Augmented Reality Technologies
A wide range of applications require innovative technical solutions. For this reason, we rely on specially developed 3D software in the app area as well as on a variety of high-end head mounted displays HMD's and the latest smartphone and tablet technologies.
Programming for Augmented Reality technologies
We have already developed software modules in C++, C# and other programming environments for the stereoscopic display of 3D data in real time. We use them to implement precise tracking and collision calculations, specially programmed sound processes, credible material properties, realistic process simulations and motion simulations.
Our software and hardware solutions are available on IOS and Android systems to meet the individual requirements of our customers. . Our AR-Engine supports app development on common Smartphones & Tablets but also HoloLens & Magic Leap.
Smartphone and Tablets
Augmented Reality is a computer-aided superimposition of virtual elements on the real environment, which can be viewed with a tablet or smartphone. We develop apps for iOS and Android systems that can be easily installed on any smartphone or tablet. Live text information and CAD models are blended over the real camera view. The application purposes range from information about the immediate environment, navigation faded into the field of view to electronic installations, industrial components, building services and technical products.

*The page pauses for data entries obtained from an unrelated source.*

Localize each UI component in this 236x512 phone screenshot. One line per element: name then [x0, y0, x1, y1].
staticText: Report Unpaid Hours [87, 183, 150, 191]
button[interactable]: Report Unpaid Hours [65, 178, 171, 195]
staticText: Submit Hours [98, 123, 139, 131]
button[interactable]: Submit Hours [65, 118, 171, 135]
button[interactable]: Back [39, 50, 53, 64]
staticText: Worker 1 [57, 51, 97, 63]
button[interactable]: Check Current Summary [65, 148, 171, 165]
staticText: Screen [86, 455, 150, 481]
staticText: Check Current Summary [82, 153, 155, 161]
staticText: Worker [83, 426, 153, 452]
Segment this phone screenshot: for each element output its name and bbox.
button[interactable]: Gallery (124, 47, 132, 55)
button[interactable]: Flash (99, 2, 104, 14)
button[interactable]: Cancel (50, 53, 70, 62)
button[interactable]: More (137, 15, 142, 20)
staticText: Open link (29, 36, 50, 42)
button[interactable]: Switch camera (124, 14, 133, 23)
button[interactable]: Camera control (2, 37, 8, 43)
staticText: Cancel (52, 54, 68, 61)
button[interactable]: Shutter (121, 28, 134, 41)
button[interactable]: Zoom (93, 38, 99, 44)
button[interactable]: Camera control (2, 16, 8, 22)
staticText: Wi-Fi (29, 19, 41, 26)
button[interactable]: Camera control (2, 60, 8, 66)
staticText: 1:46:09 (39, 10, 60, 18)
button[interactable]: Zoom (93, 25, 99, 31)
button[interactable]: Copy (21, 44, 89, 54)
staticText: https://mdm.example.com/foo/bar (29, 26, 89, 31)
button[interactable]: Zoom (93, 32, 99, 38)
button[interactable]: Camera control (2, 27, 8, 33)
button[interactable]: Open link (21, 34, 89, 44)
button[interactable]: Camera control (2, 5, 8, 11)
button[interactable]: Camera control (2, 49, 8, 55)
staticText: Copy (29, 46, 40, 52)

The new HoloLens 2 environmental sensors use a further development of the Kinect technology. The large field of view ensures realistic projections of 3D objects into the viewer's field of vision. To ensure longer battery life, the next generation HoloLens headset uses an economical ARM processor. When using augmented reality apps with this headset, the customer has his hands free to make configurations on the 3D model with an interactive gesture control.
The Magic Leap One is controlled by a controller, which works with 6DoF instead of 3DoF, unlike the control of Samsung's GearVR, for example, and can therefore implement any movements such as yaw and roll. The glasses use light field technology, six cameras and four microphones, have an integrated SoC for computer vision plus machine learning and receive their data from the light pack.